Aubrey stares into the mirror. “He’s a nice guy. Cocky, but generally a nice guy.”
A nice, cocky guy? That’s the equivalent of the high school quarterback type with a lot of money—a douchebag in my book. I’ll probably want to kick his ass in the first five minutes.
I clear my throat. “If he was so nice, why’d you break up?”
She sighs as she opens her lip gloss. “He’s older than me. I was still in high school when he was in his junior year of college. There was just too much of an age difference to stay together back then. We were at different points in our lives.”
I raise my eyebrows. If this fucker had better things to do than to keep a beautiful woman like Aubrey on the back burner back then, I don’t want him trying to take care of her now. I’m worried he’s not worthy to be the one to get her what she wants. This woman is my world and I’ll do anything to make sure she’s happy. “Maybe we should reconsider hiring him.”
She glances over at me with a smirk, expecting I have a smart-ass remark to follow that. She knows me so well. “Why’s that?”
I shove myself off the bed and move into the bathroom to stand behind her. I grip her slender upper arms with my hands. “Because the asshole must be crazy if he let you go.” I lean in and kiss her cheek. “How smart can he really be?”
Kitten smiles. “Smart enough to know he was never going to be man enough for me.”
I smirk. “That’s right. You have a thing for the bad boys.”
She turns in my arms and places her hand over my heart. “Only bad boys with hearts made of gold.”

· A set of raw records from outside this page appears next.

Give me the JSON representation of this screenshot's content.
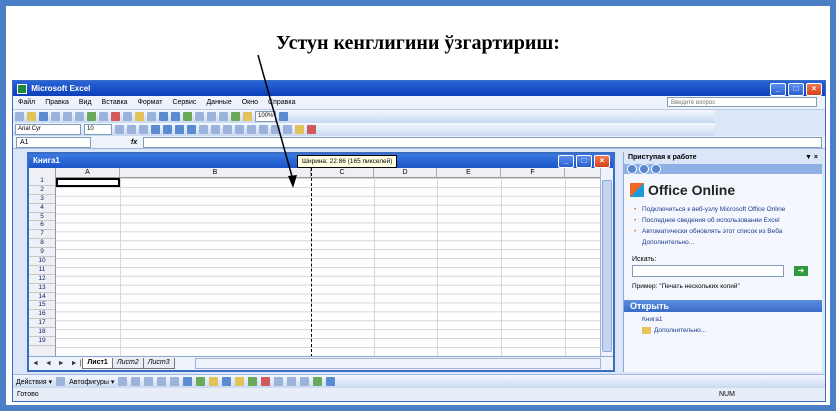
{
  "slide": {
    "title": "Устун кенглигини ўзгартириш:"
  },
  "app": {
    "window_title": "Microsoft Excel",
    "menu": [
      "Файл",
      "Правка",
      "Вид",
      "Вставка",
      "Формат",
      "Сервис",
      "Данные",
      "Окно",
      "Справка"
    ],
    "help_placeholder": "Введите вопрос",
    "toolbar": {
      "zoom": "100%",
      "font_name": "Arial Cyr",
      "font_size": "10"
    },
    "formula": {
      "name_box": "A1",
      "fx": "fx"
    }
  },
  "workbook": {
    "title": "Книга1",
    "tooltip": "Ширина: 22.86 (165 пикселей)",
    "columns": [
      "A",
      "B",
      "C",
      "D",
      "E",
      "F"
    ],
    "rows": [
      "1",
      "2",
      "3",
      "4",
      "5",
      "6",
      "7",
      "8",
      "9",
      "10",
      "11",
      "12",
      "13",
      "14",
      "15",
      "16",
      "17",
      "18",
      "19"
    ],
    "nav_arrows": "◄ ◄ ► ►|",
    "sheets": [
      "Лист1",
      "Лист2",
      "Лист3"
    ],
    "active_sheet": "Лист1",
    "selected_cell": "A1"
  },
  "task_pane": {
    "title": "Приступая к работе",
    "close": "▼ ×",
    "office_online": "Office Online",
    "links": [
      "Подключиться к веб-узлу Microsoft Office Online",
      "Последние сведения об использовании Excel",
      "Автоматически обновлять этот список из Веба"
    ],
    "more": "Дополнительно...",
    "search_label": "Искать:",
    "example": "Пример: \"Печать нескольких копий\"",
    "open_title": "Открыть",
    "open_items": [
      "Книга1",
      "Дополнительно..."
    ]
  },
  "drawing_bar": {
    "actions": "Действия ▾",
    "autoshapes": "Автофигуры ▾"
  },
  "status": {
    "ready": "Готово",
    "num": "NUM"
  }
}
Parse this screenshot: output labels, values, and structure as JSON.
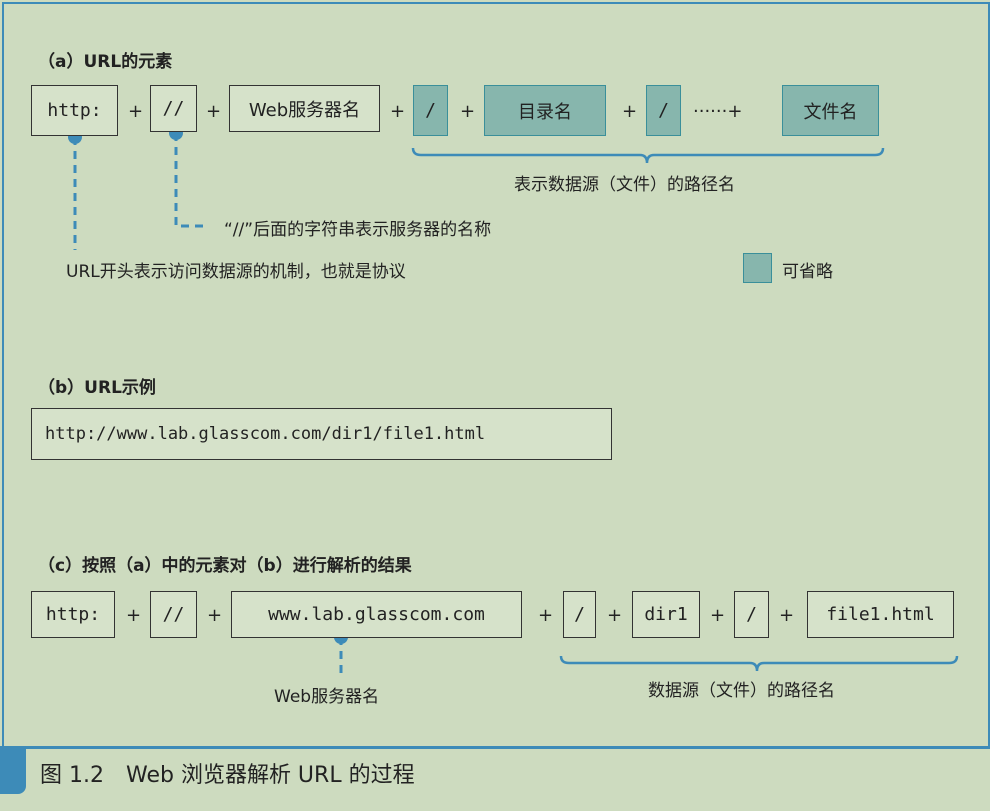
{
  "section_a": {
    "title": "（a）URL的元素",
    "boxes": {
      "http": "http:",
      "slashes": "//",
      "server": "Web服务器名",
      "slash1": "/",
      "dir": "目录名",
      "slash2": "/",
      "file": "文件名"
    },
    "ops": {
      "p1": "+",
      "p2": "+",
      "p3": "+",
      "p4": "+",
      "p5": "+",
      "dots": "······+"
    },
    "brace_label": "表示数据源（文件）的路径名",
    "note_slashes": "“//”后面的字符串表示服务器的名称",
    "note_url": "URL开头表示访问数据源的机制，也就是协议",
    "legend": "可省略"
  },
  "section_b": {
    "title": "（b）URL示例",
    "url": "http://www.lab.glasscom.com/dir1/file1.html"
  },
  "section_c": {
    "title": "（c）按照（a）中的元素对（b）进行解析的结果",
    "boxes": {
      "http": "http:",
      "slashes": "//",
      "server": "www.lab.glasscom.com",
      "slash1": "/",
      "dir": "dir1",
      "slash2": "/",
      "file": "file1.html"
    },
    "ops": {
      "p1": "+",
      "p2": "+",
      "p3": "+",
      "p4": "+",
      "p5": "+",
      "p6": "+"
    },
    "server_label": "Web服务器名",
    "brace_label": "数据源（文件）的路径名"
  },
  "caption": "图 1.2　Web 浏览器解析 URL 的过程",
  "colors": {
    "background": "#cddbbf",
    "accent": "#3d8bb8",
    "optional_fill": "#87b6ad"
  }
}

There it is again—her believing the best of me. I wish I could believe her—that deep down I’m a noble man, but only hours ago I was willing to walk out on her for my own selfish reasons. Granted, I’m still not happy about The Judge dragging Trip into this fucking mess, but I figure the only reason he did that was because he knew I would tell him I didn’t give a fuck if the world knew about my history. I don’t give a shit what people think of me. I only care about her. Aubrey is my world now, and damn it, I’m keeping her—no matter what.